Soccer, as in any other sport, is the same thing. Soccer has a measure of player statistics which give an overall snapshot of the player’s performance/production which can be compared to other players. For example, two midfielders play, and one creates more chances, more key passes, more crosses, and less turnovers, the stats will tell you which one had the better game based purely upon production. If you want to measure “heart” to say so-and-so had a great game, or has great “intangibles” (things that cannot be measured by stats), that’s purely speculation, also known as BS. Any regular reader of this blog knows I hate BS. I care about one thing: production.

One of the most important things stats do is provide you with odds. This is how Vegas handicaps games: pure statistical analysis to give odds for bets. If a baseball team is starting their ace with a 1.51 ERA/0.89 WHIP against a team starting a bottom-of-the-rotation pitcher with a 5.69 ERA, Vegas is going to bump the odds of winning to the team starting their ace. Does that mean that the team starting their ace is a guaranteed win? No, it just means they have a 75% chance of winning, so Vegas will lower the spread to -200 (you have to bet $200 to win $100) as opposed to a -150 spread. The underdog will always have a +XXX bet or some variation (example, a +110 bet is a $100 bet to win $110). The odds of the team winning versus another team’s ace is less likely, so Vegas creates incentive to bet by offering more money for smaller bets.

Odds are important in sports, especially sports analysis. Playing the players and the formations that create the best odds of winning is the key to success. When analyzing players, it’s important to measure them against others, as well as the position/formation. Dawkins becoming a CAM in Philly, as opposed to an inverted left-winger, totally changed the game and his performance.

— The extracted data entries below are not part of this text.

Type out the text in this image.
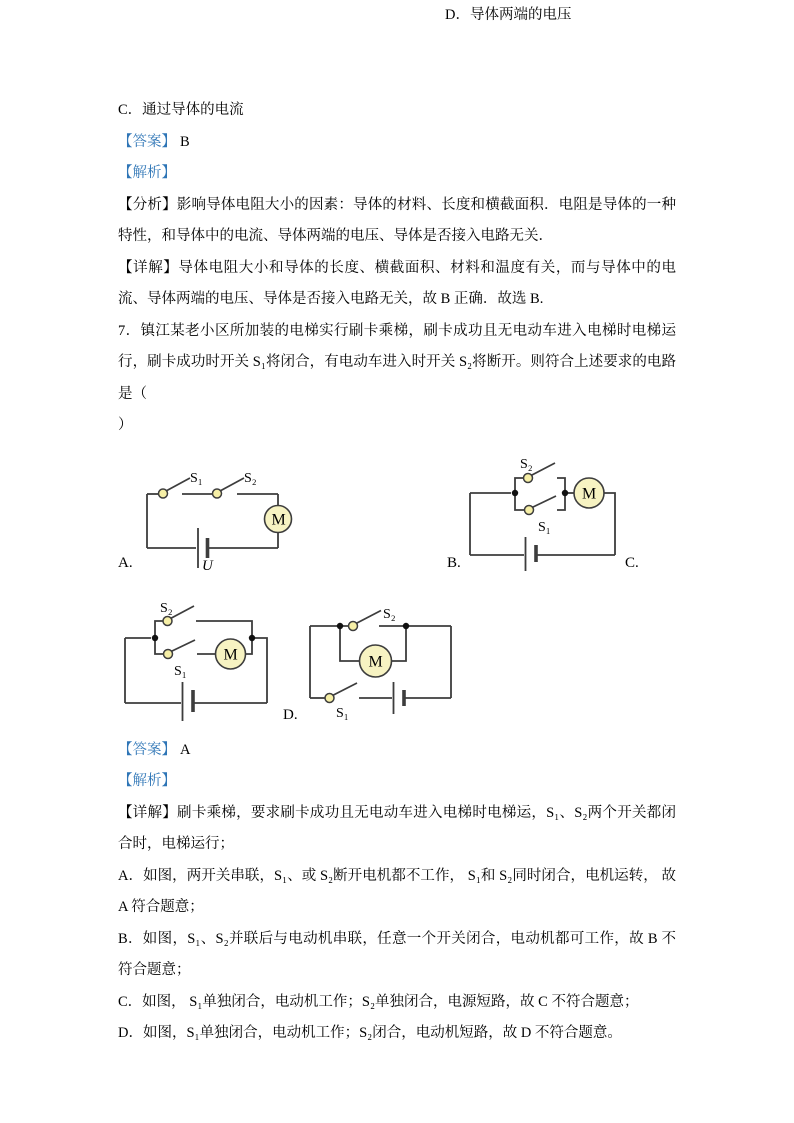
C．通过导体的电流
D．导体两端的电压

【答案】 B

【解析】

【分析】影响导体电阻大小的因素：导体的材料、长度和横截面积．电阻是导体的一种特性，和导体中的电流、导体两端的电压、导体是否接入电路无关．

【详解】导体电阻大小和导体的长度、横截面积、材料和温度有关，而与导体中的电流、导体两端的电压、导体是否接入电路无关，故 B 正确．故选 B.

7．镇江某老小区所加装的电梯实行刷卡乘梯，刷卡成功且无电动车进入电梯时电梯运行，刷卡成功时开关 S₁将闭合，有电动车进入时开关 S₂将断开。则符合上述要求的电路是（

）

A.
S₁	S₂
M
U	B.
S₂
S₁
M
C.
S₂
S₁
M
D.
S₂
S₁
M

【答案】 A

【解析】

【详解】刷卡乘梯，要求刷卡成功且无电动车进入电梯时电梯运，S₁、S₂两个开关都闭合时，电梯运行；

A．如图，两开关串联，S₁、或 S₂断开电机都不工作， S₁和 S₂同时闭合，电机运转， 故 A 符合题意；

B．如图，S₁、S₂并联后与电动机串联，任意一个开关闭合，电动机都可工作，故 B 不符合题意；

C．如图， S₁单独闭合，电动机工作；S₂单独闭合，电源短路，故 C 不符合题意；

D．如图，S₁单独闭合，电动机工作；S₂闭合，电动机短路，故 D 不符合题意。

Odds are not guarantees. The odds of Portland winning the MLS Cup last year was slim compared to other teams, but they won despite the odds. Don’t think that because the Quakes have an 80% chance to win means they will win, or a 90% chance to lose means they’ll lose. Anything can happen in a game, just like anything can happen on the flop, the turn, and the river in Texas Holdem.

Of course there’s the old adage: there are facts, lies, and statistics. True, stats can be misleading, or a combination of truths and lies. I can say the San Jose Earthquakes are undefeated when Dawkins doesn’t start (statistically true, the Quakes tied FC Dallas and DC United, beat NYRB), but that doesn’t mean the Quakes are better without Dawkins starting. That is why it is necessary to look at multiple stats to get as accurate of a snapshot as possible. Maybe the Quakes beat the odds in those wins when they only had a 40% chance to win while Dawkins gives them a 60% chance to win yet lost a few games. It’s important to weigh the stats together rather than focus on one or two. “Shea had NINE crosses!” “Yes, but only one was successful, and he was dispossessed three times on his 55 touches.” Now I’m getting a better picture of how Shea played: he was great at sending in crosses, but his accuracy was lacking, and his ball control had room for improvement. The same can be true of situations. A team that’s up two goals may change tactics resulting in more chances for the other team.  There are a ton of variables, so take stats with a small grain of salt, for there’s always more to the statistical story.